The Federal Reserve is doing everything it can to avoid the US economy falling into a serious recession. Last week it made an emergency 75 basis points cut in interest rates and now it has followed this up with a further cut of 50 basis points in the key Federal Funds target rate. This total of a 125 basis point easing in monetary policy is as dramatic as any action the Fed has taken since the start of the 1980s. This perfectly demonstrates that the Fed remains primarily focused on heading off any sharp slowdown in the US Economy. Without a formal inflation target it is much less concerned about the risk of any rise in consumer prices caused in particular by the continued high level of energy prices. As a result of these actions short-term interest rates in the US are now down to just 3%.
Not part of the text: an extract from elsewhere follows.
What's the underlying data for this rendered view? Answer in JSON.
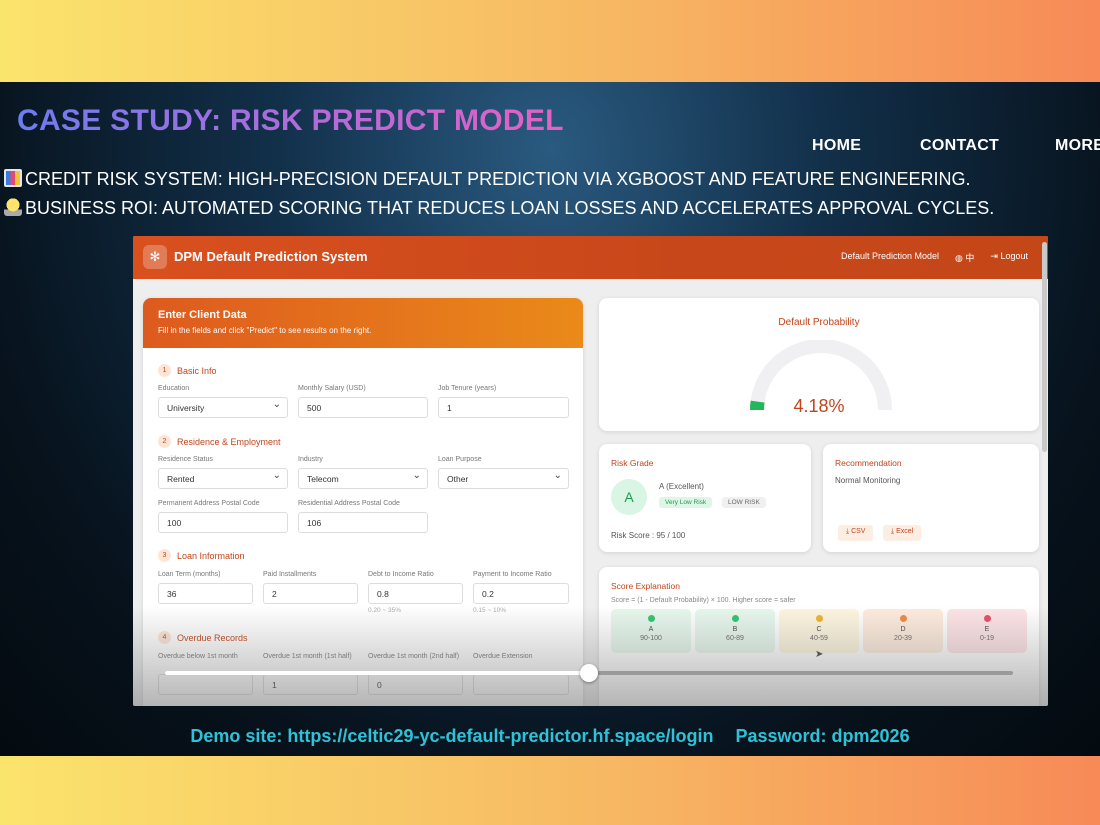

In sharp contrast the Repo Rate is still at 5.5% in the UK. All eyes will be on the UK's Monetary Policy Committee which meets next Thursday (7th February). There is a widespread expectation that we will see at least a 25 basis points reduction in UK short-term interest rates. The scope for further monetary policy easing is restricted by the continued signs of inflationary pressure especially in energy prices. Unlike the Fed, the Bank of England's primary objective is to keep annual inflation at the 2% target level. With this in mind we should not expect to see any dramatic easing in UK interest rates until there is much clearer evidence that the economy is heading into a sharp slowdown. Against this background we should continue to see a sharp divergence in interest rate policy between these two famous Central Banks. The Fed will keep watching the state of the labour market as it worries about a slowing US economy. At the same time the Bank of England will be keeping a close eye on the latest Consumer price inflation data.
Jan 31, 2008
A tale of two different Central Banks....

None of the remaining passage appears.